Я знал, что у него сегодня родился сын. Мне даже хотелось что-то сказать ему в связи с этим приятное, искреннее. Но я не знал, как это высказать, да и отваги не хватало. Поэтому молчал и ждал, что Богдан все же сам заговорит если не о сегодняшнем событии, радостном для него, а значит, и для меня, то о другом, печальном и оскорбительном для всех. Видно, он и задумался над этими одновременными и чрезвычайно противоречивыми событиями. Тогда я только догадывался об этом, а теперь мне представляется, что действительно такое удивительное совпадение могло нагнать на человека очень тяжелую тоску даже в самый счастливый для него день жизни.

…Хотяновский как-то вдруг, совершенно неожиданно для меня, прибавил шаг — я чуть не отстал. Это, наверно, он рванулся к сыну, чтоб скорей увидеть его или чтоб еще раз убедиться в том, что он действительно родился…

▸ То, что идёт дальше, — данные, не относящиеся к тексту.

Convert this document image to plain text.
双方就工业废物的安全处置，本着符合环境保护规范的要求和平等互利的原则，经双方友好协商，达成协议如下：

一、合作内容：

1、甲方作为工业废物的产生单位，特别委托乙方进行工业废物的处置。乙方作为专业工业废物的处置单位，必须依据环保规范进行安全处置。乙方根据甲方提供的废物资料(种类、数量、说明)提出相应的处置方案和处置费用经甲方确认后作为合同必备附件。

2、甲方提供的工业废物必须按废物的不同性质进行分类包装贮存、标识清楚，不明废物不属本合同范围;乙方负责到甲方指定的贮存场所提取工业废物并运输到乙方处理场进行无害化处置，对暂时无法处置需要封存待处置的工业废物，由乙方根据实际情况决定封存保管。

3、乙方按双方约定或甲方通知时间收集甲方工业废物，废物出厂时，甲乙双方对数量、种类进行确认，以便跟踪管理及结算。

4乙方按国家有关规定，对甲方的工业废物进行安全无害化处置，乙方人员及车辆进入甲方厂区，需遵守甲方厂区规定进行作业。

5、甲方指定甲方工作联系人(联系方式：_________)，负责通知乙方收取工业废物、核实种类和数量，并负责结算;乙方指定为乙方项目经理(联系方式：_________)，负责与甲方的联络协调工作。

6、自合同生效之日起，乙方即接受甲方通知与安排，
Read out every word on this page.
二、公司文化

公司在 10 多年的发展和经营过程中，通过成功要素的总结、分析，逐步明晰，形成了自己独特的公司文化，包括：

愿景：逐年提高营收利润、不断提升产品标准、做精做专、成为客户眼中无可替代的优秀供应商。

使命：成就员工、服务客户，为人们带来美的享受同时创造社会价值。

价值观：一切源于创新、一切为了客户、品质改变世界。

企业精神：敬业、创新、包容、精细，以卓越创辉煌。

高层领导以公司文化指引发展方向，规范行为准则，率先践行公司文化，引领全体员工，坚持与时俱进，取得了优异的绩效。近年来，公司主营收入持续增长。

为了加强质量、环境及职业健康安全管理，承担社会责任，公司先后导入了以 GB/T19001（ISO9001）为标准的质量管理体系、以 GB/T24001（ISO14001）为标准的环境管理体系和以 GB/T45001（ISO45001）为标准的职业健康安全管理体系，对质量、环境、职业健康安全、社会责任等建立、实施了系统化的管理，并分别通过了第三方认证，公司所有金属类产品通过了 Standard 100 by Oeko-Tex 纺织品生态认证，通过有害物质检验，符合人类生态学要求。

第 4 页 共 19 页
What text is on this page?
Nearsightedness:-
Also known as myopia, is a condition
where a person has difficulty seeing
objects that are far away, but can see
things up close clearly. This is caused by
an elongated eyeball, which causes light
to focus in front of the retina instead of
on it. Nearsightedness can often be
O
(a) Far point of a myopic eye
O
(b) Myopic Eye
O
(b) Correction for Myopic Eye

После вечеринки, когда Ромацка Гнеденький растоптал бубен, Богдан еще ни разу не брался за скрипку. Она в своем футляре-гробике лежала на полке над печью, там, где сушились портянки и перекатывались с места на место несколько головок подсохших прошлогодних луковиц. Бубен стоял ребром в запечье, высох за лето и мог немного звенеть даже с дыркой, но никто его оттуда не доставал.